INCREASE ANTI-INFLAMMATORY FOODS
Foods like nuts and fatty fish, like salmon are loaded with Omega-3s, that will help fight inflammation. Other great sources of anti-inflammatory foods include blueberries, kelp, horseradish, mustard, garlic, onions, watercress, parsley, celery, pickles, lemon, and rose-hip tea. And, don’t forget to add more vibrant vegetables into your diet as they are loaded with micronutrients (vitamins and minerals) and antioxidant properties that are essential for building and repairing tissues.
Herbs such as turmeric and ginger are known are known to be natural pain remedies so when you’re cooking, be sure to add one or both of these ingredients to your meals. I especially love these two ingredients in smoothies! You will love, love, love my ELB Detox & Glow Smoothie – it’s tasty!
I know, what a surprise – exercise! But, it’s a known fat that a lot of joint pain can be a result of stagnation in the muscles and joints. Now, starting to run a 10K is not what I would suggest. In fact, I’m suggesting light weight training, low impact walking, pilates or yoga. These all really help to get your joints in motion and reduce the stiffness and pain. Light weight training can also strength the muscles surrounding your affected joint, thus providing it with more support.
Normally, I would list off a selection of supplements to help you reduce symptoms of pain and to begin the healing process. At the same time, if you are taking medications, there can be certain contradictions that may impede on the effectiveness of the meds. So, again, I encourage you to consult with your medical practitioner
However, I would certainly recommend to start with a high-quality multi-vitamin/mineral supplement especially if your dietary choices haven’t been the best. Now, this isn’t to say that you should supplement and then continue to make poor food choices! I don’t personally take a multi-vitamin anymore as I always create a plate that is 75% vibrant, fresh vegetables that provide what I need.
ELECTROMAGNETIC PULSE THERAPY (The Acti-Patch)

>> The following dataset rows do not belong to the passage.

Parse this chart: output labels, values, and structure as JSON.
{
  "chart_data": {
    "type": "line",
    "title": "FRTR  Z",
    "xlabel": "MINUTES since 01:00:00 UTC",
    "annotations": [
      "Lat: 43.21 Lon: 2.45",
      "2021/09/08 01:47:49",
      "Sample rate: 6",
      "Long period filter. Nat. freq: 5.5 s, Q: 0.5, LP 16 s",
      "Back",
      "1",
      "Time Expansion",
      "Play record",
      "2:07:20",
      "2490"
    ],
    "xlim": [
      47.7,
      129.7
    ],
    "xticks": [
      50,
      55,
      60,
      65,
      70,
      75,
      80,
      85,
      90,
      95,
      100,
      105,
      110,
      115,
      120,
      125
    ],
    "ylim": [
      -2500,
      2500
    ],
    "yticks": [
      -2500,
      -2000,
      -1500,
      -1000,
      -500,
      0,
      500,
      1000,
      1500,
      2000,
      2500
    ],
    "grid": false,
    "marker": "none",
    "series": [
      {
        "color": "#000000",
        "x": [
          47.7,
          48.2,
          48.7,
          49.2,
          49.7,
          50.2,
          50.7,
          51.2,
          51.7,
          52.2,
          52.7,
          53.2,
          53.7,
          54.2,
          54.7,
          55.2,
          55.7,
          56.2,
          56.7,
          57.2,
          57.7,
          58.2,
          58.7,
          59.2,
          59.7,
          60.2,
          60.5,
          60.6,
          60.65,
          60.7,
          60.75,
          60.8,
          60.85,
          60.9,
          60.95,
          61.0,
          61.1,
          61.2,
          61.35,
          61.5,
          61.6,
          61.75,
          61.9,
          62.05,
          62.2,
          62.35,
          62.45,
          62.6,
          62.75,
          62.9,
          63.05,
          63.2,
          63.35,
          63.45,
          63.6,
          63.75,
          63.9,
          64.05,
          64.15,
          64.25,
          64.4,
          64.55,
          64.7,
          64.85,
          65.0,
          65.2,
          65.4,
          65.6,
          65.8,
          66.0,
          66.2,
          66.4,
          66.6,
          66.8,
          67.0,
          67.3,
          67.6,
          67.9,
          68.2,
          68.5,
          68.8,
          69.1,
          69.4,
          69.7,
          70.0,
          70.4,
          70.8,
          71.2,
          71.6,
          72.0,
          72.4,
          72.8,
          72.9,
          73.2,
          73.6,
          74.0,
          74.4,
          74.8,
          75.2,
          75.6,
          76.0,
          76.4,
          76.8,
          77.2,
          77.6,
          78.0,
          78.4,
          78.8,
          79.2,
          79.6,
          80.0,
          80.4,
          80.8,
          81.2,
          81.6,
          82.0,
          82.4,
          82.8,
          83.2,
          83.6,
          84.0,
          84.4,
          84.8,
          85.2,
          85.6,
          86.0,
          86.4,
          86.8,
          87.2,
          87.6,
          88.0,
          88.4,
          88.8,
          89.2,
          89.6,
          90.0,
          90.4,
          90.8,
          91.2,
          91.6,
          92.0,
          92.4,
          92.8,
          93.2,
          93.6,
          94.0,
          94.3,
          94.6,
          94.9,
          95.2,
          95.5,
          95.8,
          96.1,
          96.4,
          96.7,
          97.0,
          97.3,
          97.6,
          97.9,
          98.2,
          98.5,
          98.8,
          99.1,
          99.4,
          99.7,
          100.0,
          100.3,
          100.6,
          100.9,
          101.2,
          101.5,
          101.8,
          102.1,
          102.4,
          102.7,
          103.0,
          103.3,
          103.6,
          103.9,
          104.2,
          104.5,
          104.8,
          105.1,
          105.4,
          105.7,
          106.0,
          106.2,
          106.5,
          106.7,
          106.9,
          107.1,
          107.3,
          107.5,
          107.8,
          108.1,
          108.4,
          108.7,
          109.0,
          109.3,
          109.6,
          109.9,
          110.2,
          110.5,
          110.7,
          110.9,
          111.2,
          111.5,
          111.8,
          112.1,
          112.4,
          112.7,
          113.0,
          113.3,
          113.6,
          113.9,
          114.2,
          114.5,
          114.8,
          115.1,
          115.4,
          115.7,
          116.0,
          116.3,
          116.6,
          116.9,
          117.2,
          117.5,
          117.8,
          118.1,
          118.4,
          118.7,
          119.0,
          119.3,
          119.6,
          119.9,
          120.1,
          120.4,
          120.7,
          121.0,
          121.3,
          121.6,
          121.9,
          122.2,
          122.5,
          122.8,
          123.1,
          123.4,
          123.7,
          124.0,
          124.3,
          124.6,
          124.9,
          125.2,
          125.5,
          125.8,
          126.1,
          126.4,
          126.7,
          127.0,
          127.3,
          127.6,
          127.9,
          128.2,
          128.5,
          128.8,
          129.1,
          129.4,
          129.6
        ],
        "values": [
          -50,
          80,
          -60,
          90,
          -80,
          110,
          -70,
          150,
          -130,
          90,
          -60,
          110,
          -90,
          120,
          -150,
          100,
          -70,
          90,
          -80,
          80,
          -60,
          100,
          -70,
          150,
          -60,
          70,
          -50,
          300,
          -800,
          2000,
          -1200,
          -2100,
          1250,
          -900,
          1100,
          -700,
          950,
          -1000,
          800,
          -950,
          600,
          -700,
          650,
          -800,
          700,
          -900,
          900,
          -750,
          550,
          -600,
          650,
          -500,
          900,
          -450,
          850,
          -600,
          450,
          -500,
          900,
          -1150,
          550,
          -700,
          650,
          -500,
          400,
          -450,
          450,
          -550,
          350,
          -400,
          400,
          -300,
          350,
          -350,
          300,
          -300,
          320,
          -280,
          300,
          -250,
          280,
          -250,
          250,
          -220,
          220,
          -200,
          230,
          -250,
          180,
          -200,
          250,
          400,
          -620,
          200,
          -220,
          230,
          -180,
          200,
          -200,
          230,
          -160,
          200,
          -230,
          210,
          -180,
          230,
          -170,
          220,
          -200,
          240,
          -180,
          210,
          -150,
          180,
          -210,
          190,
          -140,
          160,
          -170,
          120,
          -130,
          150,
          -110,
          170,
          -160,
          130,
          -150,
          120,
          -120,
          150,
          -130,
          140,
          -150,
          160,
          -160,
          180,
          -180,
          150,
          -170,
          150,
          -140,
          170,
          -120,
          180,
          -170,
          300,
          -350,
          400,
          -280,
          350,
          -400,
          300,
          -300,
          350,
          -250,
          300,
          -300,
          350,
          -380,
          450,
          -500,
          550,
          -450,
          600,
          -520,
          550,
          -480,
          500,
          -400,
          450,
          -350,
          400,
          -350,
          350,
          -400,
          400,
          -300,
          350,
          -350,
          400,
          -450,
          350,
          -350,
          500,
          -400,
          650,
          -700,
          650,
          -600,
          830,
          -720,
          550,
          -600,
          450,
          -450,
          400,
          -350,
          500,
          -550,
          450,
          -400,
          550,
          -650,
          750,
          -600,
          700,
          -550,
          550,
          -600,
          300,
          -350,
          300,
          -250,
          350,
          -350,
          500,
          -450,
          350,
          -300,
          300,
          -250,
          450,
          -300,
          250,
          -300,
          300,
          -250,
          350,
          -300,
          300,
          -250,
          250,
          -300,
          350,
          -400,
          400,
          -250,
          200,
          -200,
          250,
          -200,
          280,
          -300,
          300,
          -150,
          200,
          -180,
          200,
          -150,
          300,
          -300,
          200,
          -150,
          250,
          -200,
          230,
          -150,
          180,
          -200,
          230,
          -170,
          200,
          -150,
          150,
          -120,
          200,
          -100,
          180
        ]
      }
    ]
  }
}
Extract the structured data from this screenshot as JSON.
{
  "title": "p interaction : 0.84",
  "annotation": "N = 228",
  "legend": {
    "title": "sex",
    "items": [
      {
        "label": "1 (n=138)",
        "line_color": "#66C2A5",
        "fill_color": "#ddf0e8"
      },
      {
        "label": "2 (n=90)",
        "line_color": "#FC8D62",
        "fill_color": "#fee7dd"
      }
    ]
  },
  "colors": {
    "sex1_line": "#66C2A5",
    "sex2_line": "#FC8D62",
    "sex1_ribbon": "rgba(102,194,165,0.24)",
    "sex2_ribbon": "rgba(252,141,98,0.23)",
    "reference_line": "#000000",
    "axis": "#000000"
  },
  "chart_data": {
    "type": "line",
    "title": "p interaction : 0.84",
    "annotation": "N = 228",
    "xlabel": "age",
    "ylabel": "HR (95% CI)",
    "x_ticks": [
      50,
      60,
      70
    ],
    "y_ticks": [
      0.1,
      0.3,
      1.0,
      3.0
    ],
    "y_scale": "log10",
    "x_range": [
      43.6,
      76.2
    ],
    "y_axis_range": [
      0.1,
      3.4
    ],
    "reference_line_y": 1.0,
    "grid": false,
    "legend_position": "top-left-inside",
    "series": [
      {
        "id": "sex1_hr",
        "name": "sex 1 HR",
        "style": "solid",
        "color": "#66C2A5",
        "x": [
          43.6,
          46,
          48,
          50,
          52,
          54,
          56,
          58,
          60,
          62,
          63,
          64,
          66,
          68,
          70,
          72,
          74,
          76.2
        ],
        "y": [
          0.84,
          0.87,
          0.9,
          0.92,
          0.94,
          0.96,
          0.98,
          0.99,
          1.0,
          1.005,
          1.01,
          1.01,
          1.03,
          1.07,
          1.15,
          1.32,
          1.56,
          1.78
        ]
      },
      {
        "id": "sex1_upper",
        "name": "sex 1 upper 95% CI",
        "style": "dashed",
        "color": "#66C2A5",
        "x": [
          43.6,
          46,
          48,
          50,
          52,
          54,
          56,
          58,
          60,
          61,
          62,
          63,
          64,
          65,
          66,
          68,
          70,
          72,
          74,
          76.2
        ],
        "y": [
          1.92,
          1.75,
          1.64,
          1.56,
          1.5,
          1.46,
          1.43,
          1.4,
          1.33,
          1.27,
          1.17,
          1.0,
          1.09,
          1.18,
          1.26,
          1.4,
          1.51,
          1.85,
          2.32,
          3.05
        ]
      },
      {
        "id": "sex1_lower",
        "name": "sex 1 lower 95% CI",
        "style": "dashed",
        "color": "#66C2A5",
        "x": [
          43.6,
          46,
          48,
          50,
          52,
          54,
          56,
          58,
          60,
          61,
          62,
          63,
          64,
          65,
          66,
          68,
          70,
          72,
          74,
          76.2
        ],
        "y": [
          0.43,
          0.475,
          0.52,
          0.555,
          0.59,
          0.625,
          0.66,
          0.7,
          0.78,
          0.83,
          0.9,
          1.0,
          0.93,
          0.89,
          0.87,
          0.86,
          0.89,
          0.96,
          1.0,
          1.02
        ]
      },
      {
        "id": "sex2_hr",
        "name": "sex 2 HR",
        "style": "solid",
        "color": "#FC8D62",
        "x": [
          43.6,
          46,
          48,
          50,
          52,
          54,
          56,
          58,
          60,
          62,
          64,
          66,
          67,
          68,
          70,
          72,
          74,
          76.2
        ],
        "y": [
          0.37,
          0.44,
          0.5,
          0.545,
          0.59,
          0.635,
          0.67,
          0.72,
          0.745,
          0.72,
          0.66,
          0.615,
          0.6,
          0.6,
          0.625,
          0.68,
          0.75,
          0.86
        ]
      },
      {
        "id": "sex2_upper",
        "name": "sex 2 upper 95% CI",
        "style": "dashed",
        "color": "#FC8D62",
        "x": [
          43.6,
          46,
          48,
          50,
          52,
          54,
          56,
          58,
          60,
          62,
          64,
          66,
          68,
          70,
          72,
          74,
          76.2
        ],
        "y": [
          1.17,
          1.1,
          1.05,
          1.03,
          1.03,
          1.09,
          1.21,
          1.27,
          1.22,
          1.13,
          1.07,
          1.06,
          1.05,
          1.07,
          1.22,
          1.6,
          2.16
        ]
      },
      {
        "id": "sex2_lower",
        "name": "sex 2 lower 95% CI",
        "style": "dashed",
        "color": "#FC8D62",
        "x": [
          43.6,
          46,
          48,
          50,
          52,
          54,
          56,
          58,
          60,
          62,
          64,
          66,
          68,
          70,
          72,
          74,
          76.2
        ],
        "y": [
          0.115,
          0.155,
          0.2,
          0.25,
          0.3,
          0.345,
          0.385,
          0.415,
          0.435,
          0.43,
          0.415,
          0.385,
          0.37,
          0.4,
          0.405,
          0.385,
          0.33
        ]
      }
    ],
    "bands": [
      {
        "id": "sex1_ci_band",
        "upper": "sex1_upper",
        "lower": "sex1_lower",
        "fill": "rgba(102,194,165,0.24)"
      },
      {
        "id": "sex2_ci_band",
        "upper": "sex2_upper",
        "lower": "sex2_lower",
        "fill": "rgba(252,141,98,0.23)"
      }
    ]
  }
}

Here comes the rest of the story about my dad and this little gadget that I was sent. So what is the Acti-Patch? It is innovative technology in the form of a small, light wearable microelectronic medical device. The device emits a pulsating electromagnetic field that penetrates the body without sensation or heat to induce an electric field in the affected joint and tissue. No medication, no pain. Just simply place the device on the area of concern, tape it into place and away you go. The device lasts for about 30 days and your first purchase of the product is only $9.95.
So, I gave it to my dad. When I did give it to him, he said that his knee hadn’t been bothering him but that the real aggravation came in the morning in the form of knee stiffness. So he wore it and the next day, guess what? No pain. Then the next day came, guess what? No pain. And, the days continued, no pain. We couldn’t believe it.
I guess this explains why the Acti-Patch is one of the top selling products on Amazon! So, for those that are struggling with some form of pain, this little, inexpensive device may be the relief you may be looking for.
As with any protocol for improving health, you also need to look at your diet and lifestyle to make significant, long term changes. Consider the steps above as great starting points!